Recommendation for code hosting of personal projects [closed]

半城伤御伤魂 提交于 2019-12-03 08:14:50

I have many personal projects at Google Code. It's easy to use, and lets other people find and use my code.

For minor personal projects (mostly projects I show off on my web site), I actually use Dropbox. It's got what I need for my own needs:

  1. I can work on my code on several machines (it syncs files across machines.)
  2. I can access my files through the web (it has a web interface.)
  3. If I need to go back to an old version of a file, or restore a deleted file, I can do that through the web interface (it stores a revision every time the file is modified, and it's easy to see a list of versions and download them or choose to replace the current version.)

It's also got support for making part of the structure public, so that others can download the latest version of the code. You can even share the folder so that others with Dropbox can modify the files.

Check it out!

I'm very happy with Assembla for my personal stuff. They offer all kinds of version control and project management tools (SVN, Git, Trac, etc). It's free for public projects (though there is a storage limit for these) and they offer rather affordable private plans (which I like a lot for managing my personal stuff with tickets, wiki etc).

Well, there's 2 problems here. 1) What to use for SCM, and 2) Where to host your project. I'd settle on a SCM system first, then choose a host that you like which supports your provided system. As for personal preference, I like SVN, and have been hosting projects at google code lately. Google code is kind of new, and not super feature-rich, but isn't too bad as far as hosts go.

Mercurial (and Git I believe) has a built-in web interface that easily links to your repository and allows you to host the code yourself. It provides a customizable web interface for code browsing, and allows other to clone a repo from your site instead of from SFEE. Additionally, you can set up password protection to allow a certain set of users to check into each repository.

Check out this link to see how to host repositories using Apache, and this link for Mercurial info in general.

Justin Kelly

http://bzr.bz (my project) does private bzr + trac hosting

  • its not free but its cheap
  • perfect for personal projects etc.. that are not open source

I can't believe nobody as mentioned Github yet! Github offers free git hosting for open source projects, and paid hosting otherwise.

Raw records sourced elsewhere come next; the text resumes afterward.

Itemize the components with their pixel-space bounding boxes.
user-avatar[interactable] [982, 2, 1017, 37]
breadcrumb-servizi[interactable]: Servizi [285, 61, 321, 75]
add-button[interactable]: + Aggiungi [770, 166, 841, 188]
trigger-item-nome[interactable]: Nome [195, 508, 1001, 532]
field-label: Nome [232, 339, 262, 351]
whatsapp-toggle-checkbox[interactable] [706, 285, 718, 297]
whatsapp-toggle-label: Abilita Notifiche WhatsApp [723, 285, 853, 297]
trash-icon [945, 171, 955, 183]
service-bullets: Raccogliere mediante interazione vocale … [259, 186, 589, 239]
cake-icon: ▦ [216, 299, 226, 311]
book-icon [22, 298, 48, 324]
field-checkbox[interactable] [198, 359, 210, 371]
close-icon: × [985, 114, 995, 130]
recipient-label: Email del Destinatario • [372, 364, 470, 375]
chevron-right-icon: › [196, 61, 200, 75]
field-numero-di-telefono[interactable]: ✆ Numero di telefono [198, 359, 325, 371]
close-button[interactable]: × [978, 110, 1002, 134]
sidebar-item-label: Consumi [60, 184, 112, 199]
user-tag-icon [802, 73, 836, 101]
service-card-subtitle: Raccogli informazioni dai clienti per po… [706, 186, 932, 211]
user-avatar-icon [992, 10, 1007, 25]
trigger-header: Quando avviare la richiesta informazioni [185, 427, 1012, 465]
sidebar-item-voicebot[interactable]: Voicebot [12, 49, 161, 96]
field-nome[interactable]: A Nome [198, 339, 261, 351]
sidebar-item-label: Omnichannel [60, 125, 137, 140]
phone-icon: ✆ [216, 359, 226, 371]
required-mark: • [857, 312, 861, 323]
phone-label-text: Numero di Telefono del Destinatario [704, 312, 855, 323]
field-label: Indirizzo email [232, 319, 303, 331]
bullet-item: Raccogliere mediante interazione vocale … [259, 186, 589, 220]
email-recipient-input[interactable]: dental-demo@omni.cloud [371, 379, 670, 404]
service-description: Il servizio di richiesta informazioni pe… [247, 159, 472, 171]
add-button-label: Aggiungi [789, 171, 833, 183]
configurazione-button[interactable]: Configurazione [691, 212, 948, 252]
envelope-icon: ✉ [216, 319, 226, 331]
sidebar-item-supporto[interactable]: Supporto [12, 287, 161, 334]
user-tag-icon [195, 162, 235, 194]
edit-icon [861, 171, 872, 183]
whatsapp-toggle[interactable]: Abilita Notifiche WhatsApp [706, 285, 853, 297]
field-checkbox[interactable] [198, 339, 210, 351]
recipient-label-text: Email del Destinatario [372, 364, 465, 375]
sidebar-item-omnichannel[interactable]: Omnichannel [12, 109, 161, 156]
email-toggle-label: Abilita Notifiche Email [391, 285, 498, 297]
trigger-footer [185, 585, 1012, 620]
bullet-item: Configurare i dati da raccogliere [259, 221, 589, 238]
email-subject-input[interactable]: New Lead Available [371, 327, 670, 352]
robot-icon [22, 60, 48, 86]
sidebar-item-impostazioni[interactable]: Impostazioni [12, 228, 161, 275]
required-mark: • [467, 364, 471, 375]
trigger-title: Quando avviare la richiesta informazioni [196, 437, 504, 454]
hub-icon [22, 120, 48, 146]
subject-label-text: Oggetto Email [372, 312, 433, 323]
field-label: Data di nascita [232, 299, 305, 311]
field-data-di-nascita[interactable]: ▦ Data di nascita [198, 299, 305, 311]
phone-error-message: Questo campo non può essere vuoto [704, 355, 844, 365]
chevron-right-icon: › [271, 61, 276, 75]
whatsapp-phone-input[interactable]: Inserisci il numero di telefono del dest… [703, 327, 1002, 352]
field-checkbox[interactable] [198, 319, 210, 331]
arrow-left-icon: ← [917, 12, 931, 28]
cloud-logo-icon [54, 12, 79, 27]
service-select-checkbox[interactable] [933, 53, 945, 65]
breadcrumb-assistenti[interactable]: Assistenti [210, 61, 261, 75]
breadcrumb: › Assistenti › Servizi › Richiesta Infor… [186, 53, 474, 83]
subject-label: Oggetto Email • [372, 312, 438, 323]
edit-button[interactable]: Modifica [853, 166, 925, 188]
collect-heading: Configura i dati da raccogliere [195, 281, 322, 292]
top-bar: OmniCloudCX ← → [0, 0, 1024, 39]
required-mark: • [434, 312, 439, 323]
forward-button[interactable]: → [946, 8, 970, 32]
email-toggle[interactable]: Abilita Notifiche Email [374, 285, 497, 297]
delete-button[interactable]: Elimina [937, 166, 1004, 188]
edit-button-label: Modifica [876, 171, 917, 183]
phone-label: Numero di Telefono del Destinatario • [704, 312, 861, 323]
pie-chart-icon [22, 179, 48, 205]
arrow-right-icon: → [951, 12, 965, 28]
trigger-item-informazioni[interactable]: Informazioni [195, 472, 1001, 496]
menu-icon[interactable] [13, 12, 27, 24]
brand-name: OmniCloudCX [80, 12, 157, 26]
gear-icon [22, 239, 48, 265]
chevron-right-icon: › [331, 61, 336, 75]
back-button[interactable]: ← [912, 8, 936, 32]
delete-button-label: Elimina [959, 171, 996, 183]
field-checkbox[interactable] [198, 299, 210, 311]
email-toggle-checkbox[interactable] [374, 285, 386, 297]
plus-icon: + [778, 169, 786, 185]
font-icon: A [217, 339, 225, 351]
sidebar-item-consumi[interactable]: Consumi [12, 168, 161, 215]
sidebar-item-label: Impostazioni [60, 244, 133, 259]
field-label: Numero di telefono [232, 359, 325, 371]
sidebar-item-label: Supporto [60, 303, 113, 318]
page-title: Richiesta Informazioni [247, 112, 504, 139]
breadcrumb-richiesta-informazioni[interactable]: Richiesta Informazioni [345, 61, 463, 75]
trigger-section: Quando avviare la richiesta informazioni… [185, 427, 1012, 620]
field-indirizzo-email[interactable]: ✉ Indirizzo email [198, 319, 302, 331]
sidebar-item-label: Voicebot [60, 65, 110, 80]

Beanstalk offers free SVN hosting, but with a Diskspace limit of 100MB and only 3 users. You can pay to have it upgraded.

Both of these are good choices (Depending on whether or not you like Git/SVN of course), and are obviously globally accessible via the internet.

It might be a late answer by now, but personally I recommend http://repositoryhosting.com/

They offer SVN/GIT/HG hosting with Trac support, WebDAV, unlimited projects/unlimited users for 6$ a month.

I've tried other providers (assembla, github and even tried to put it on my own server), but this deal beats all competitors. I was even able to put it on my own subdomain.

Their interface is a bit minimalistic, but it does the job very well.